We look back at the origins of the UFC ahead of the company's 20-year anniversary
By James Dielhenn (@jamesdielhenn). Last Updated: 16/11/13 5:02pm
Georges St-Pierre: Wil be the major attraction during Saturday night's celebrations
Driven by the cultural narrative of whether a heavyweight boxer could beat up a martial arts black belt - could Muhammad Ali lay his hands on Bruce Lee? - a one-off fighting tournament in 1993 claimed to have "no rules" and vowed "two men enter, one man leaves".
The outrageous spectacle of UFC 1 was a novelty borne out of the everyman's curiosity. Twenty years later, the Ultimate Fighting Championship is the torch-holder for the world's fastest growing sport.
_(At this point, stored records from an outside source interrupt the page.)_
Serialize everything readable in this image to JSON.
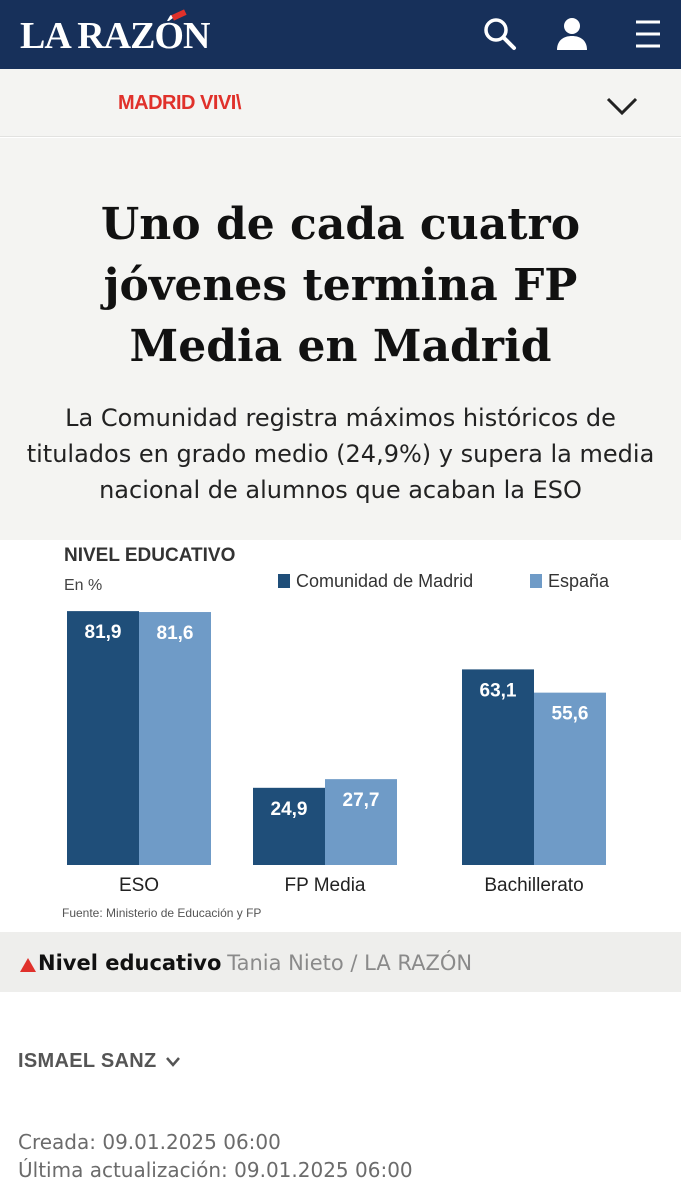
{
  "header": {
    "logo": "LA RAZÓN",
    "icons": {
      "search": "search-icon",
      "user": "user-icon",
      "menu": "menu-icon"
    },
    "background": "#17305a"
  },
  "section": {
    "name": "MADRID VIVI\\",
    "color": "#e0312b",
    "toggle_icon": "chevron-down-icon"
  },
  "article": {
    "headline": "Uno de cada cuatro jóvenes termina FP Media en Madrid",
    "subtitle": "La Comunidad registra máximos históricos de titulados en grado medio (24,9%) y supera la media nacional de alumnos que acaban la ESO"
  },
  "chart_data": {
    "type": "bar",
    "title": "NIVEL EDUCATIVO",
    "ylabel": "En %",
    "categories": [
      "ESO",
      "FP Media",
      "Bachillerato"
    ],
    "series": [
      {
        "name": "Comunidad de Madrid",
        "values": [
          81.9,
          24.9,
          63.1
        ],
        "labels": [
          "81,9",
          "24,9",
          "63,1"
        ],
        "color": "#1f4e79"
      },
      {
        "name": "España",
        "values": [
          81.6,
          27.7,
          55.6
        ],
        "labels": [
          "81,6",
          "27,7",
          "55,6"
        ],
        "color": "#6f9bc7"
      }
    ],
    "ylim": [
      0,
      100
    ],
    "legend": "top-right",
    "grid": false,
    "source": "Fuente: Ministerio de Educación y FP"
  },
  "caption": {
    "title": "Nivel educativo",
    "credit": "Tania Nieto / LA RAZÓN"
  },
  "author": {
    "name": "ISMAEL SANZ"
  },
  "dates": {
    "created": "Creada: 09.01.2025 06:00",
    "updated": "Última actualización: 09.01.2025 06:00"
  }
}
This weekend's anniversary showcases Georges St-Pierre, a hybrid blend of athleticism with technique and a perfect example of the UFC's refined modernity, defending his welterweight gold against Johny Hendricks.
Saturday's lavish UFC 167 will bear little similarity to two decades ago when a tourney claimed to answer if boxing could defeat karate, if wrestling could stifle judo.
Their playground in Colorado that night? A ring wouldn't suffice for Art Davie and Rorion Gracie's attention-seeking venture so an eight-sided cage added to the mystique. The Octagon remains synonymous with the UFC.
Amongst the amassed were sumo wrestler Teila Tuli, submission hard-man Ken Shamrock and pugilist Art Jimmerson (theatrically gloving one fist, leaving his other weapon free for more unfamiliar antics).
The victor was Royce Gracie - barefooted, cloaked in attire attributed to kung-fu movies and demonstrating how jiu-jitsu enabled David to conquer Goliath in real competition.
On the premise that fighting is the only athletic pursuit to transcend nationalities and race, bolshie businessmen Dana White and the Fertitta brothers took over in 2001 and began their quest to evolve this extreme experiment into a mainstream sport.
Mixed martial arts
The term 'mixed martial arts' was coined. With Senator John McCain's infamous "human cock-fighting" accusation in mind, head-butts and groin shots were replaced by time limits and boxing's scoring system.
Forrest Griffin and Stephan Bonnar's iconic early fight was like the inability to take your eyes off a car crash, their willpower acting as the opiate to addict a new audience.
It became clear that when the Octagon door locks, no individual style works best. Without kickboxing skills on the feet and wrestling and jiu-jitsu on the ground, you need not apply.
A cult following enticed by the mohawked Chuck Liddell's debauchery inside and out of the cage was multiplied by the crossover of Brock Lesnar from 'fake' WWE pro wrestling to 'real' fighting.
Today's heroes teach us more about martial arts than thousands of years of ancient disciplines have ever done. Anderson Silva, the snake-like Brazilian, has long been labelled the greatest. Wonderkid Jon Jones threatens to raise the bar again and Ronda Rousey has kicked down the door for female competitors.
This weekend's star, St-Pierre, once commanded 55,000 attendees, a moment so far removed from the 2,800 people at UFC 1.
252 shows later, the UFC is still demanding excitement by throwing champions to the wolves. Step forward Hendricks who supposedly has the antidote for GSP's five-year title reign.
UFC 167 in Vegas will be a glitzy affair, a celebration of how far this brand has come in two decades. Champagne will pour long after St-Pierre and Hendricks have clashed and this entanglement of Sin City decadence around the purest of athletic events guarantees the UFC is no longer punching above its weight.